To honor their achievement my wife and I made these award plaques.  We did everything involved other than wrapping the thread around the dowels (that the boys parents did).  









The plaque is 1x6 red oak hand cut on the band saw and then sanded for eons and routed with a 1/8" round-over bit in my dremel.  We then stained it with Minwax Provencial stain.  The arrow itself is made from 3/8" dowel that we stained.  I used the bandsaw to cut the knock and the slot for the arrow heads which are hand lapped stone glued in with epoxy and wrapped with synthetic sinew.  The fletching is feathers bought from Michael's and hand split and glued on then wrapped with more sinew.  Each arrow is wrapped with embroidery thread with a stripe representing each accomplishment the boy achieved during his time in Cub Scouts.
The drape was created from feathers we ordered on-line glued onto leather thong with wooden beads from Michael's.

GK


----------



## Pen Maker

Why you'd be Handy to have around.. NICE JOB


----------



## darrenjttu

Nice! All I got was a cheap wooden aarow when I got my aarow of light. Its nice to see kids are still in the cub scouts.


----------



## pentex

Great idea and workmanship. They will always remember these. I am 72 and I still remember when I was chosen for the Order of the Arrow when I was a Boy Scout.


----------



## bitshird

That must make you feel very good, Those boys should treasure those plaques a long time.


----------



## Pen Maker

Are you kidding?
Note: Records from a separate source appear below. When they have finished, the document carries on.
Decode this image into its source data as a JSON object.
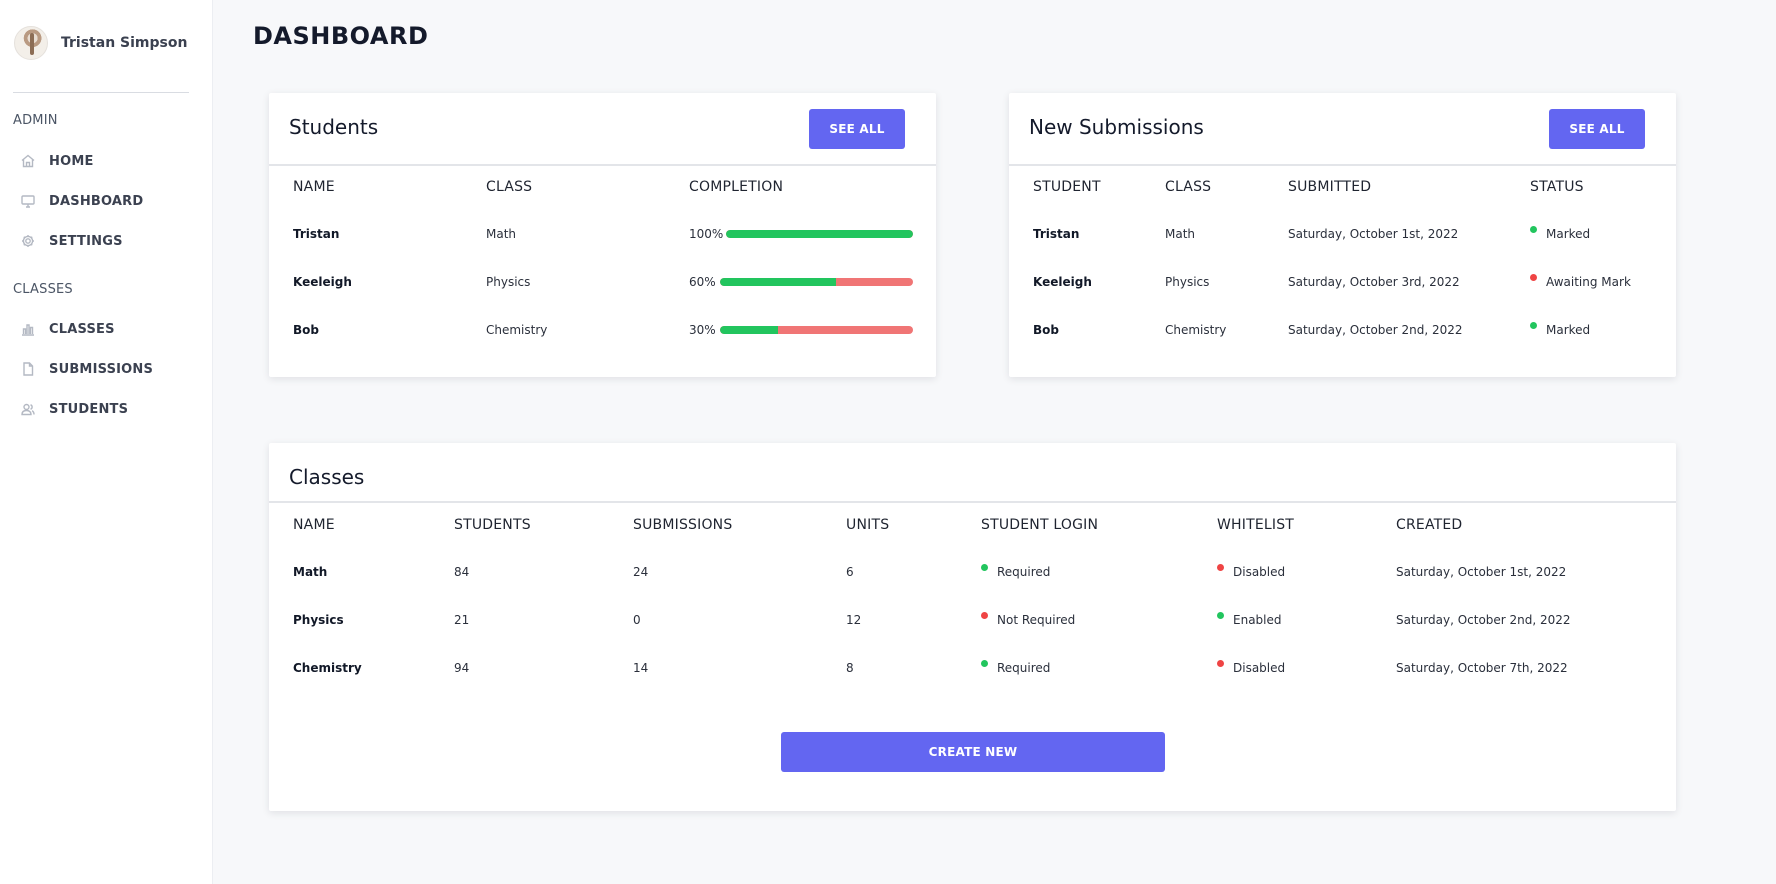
{
  "user": {
    "name": "Tristan Simpson"
  },
  "sidebar": {
    "sections": [
      {
        "title": "ADMIN",
        "items": [
          {
            "label": "HOME",
            "icon": "home-icon"
          },
          {
            "label": "DASHBOARD",
            "icon": "monitor-icon"
          },
          {
            "label": "SETTINGS",
            "icon": "gear-icon"
          }
        ]
      },
      {
        "title": "CLASSES",
        "items": [
          {
            "label": "CLASSES",
            "icon": "bar-chart-icon"
          },
          {
            "label": "SUBMISSIONS",
            "icon": "document-icon"
          },
          {
            "label": "STUDENTS",
            "icon": "users-icon"
          }
        ]
      }
    ]
  },
  "page": {
    "title": "DASHBOARD"
  },
  "students_card": {
    "title": "Students",
    "see_all": "SEE ALL",
    "columns": [
      "NAME",
      "CLASS",
      "COMPLETION"
    ],
    "rows": [
      {
        "name": "Tristan",
        "class": "Math",
        "completion_label": "100%",
        "completion": 1.0
      },
      {
        "name": "Keeleigh",
        "class": "Physics",
        "completion_label": "60%",
        "completion": 0.6
      },
      {
        "name": "Bob",
        "class": "Chemistry",
        "completion_label": "30%",
        "completion": 0.3
      }
    ]
  },
  "submissions_card": {
    "title": "New Submissions",
    "see_all": "SEE ALL",
    "columns": [
      "STUDENT",
      "CLASS",
      "SUBMITTED",
      "STATUS"
    ],
    "rows": [
      {
        "student": "Tristan",
        "class": "Math",
        "submitted": "Saturday, October 1st, 2022",
        "status": "Marked",
        "status_color": "green"
      },
      {
        "student": "Keeleigh",
        "class": "Physics",
        "submitted": "Saturday, October 3rd, 2022",
        "status": "Awaiting Mark",
        "status_color": "red"
      },
      {
        "student": "Bob",
        "class": "Chemistry",
        "submitted": "Saturday, October 2nd, 2022",
        "status": "Marked",
        "status_color": "green"
      }
    ]
  },
  "classes_card": {
    "title": "Classes",
    "columns": [
      "NAME",
      "STUDENTS",
      "SUBMISSIONS",
      "UNITS",
      "STUDENT LOGIN",
      "WHITELIST",
      "CREATED"
    ],
    "rows": [
      {
        "name": "Math",
        "students": "84",
        "submissions": "24",
        "units": "6",
        "login": "Required",
        "login_color": "green",
        "whitelist": "Disabled",
        "whitelist_color": "red",
        "created": "Saturday, October 1st, 2022"
      },
      {
        "name": "Physics",
        "students": "21",
        "submissions": "0",
        "units": "12",
        "login": "Not Required",
        "login_color": "red",
        "whitelist": "Enabled",
        "whitelist_color": "green",
        "created": "Saturday, October 2nd, 2022"
      },
      {
        "name": "Chemistry",
        "students": "94",
        "submissions": "14",
        "units": "8",
        "login": "Required",
        "login_color": "green",
        "whitelist": "Disabled",
        "whitelist_color": "red",
        "created": "Saturday, October 7th, 2022"
      }
    ],
    "create_button": "CREATE NEW"
  },
  "colors": {
    "accent": "#6366f1",
    "success": "#22c55e",
    "danger": "#ef4444",
    "progress_bg": "#f07575"
  }
}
Kids these days. They'll be using it for a rain slicker hanger for the weeks out!


----------



## nava1uni

Gregg,
  Those are beautiful.  I am sure that all of the boys will be pleased.  Having a teenager I know that they still like things that make memories and connections.


----------



## VisExp

Very nice work Greg, and a great way to honor the boys achievements.


----------



## ranchonodinero

Beautiful work and something the Grandchildren will cherish.


----------



## dntrost

Very nice and a true labor of love!


----------



## stoneman

Very nice idea and execution. The boys must love them.


----------



## gketell

Thanks for all the nice comments.

Pen Maker, I hope you are wrong but there are at least three of the boys I think you will be right about.  One of them keeps getting in trouble over and over for going fishing..... in their fish tank.

Stoneman, we will find out Friday night.  That is when they are presented with the awards.

GK


----------



## ldb2000

Great Craftmanship in those awards . They will cherish them , always .


----------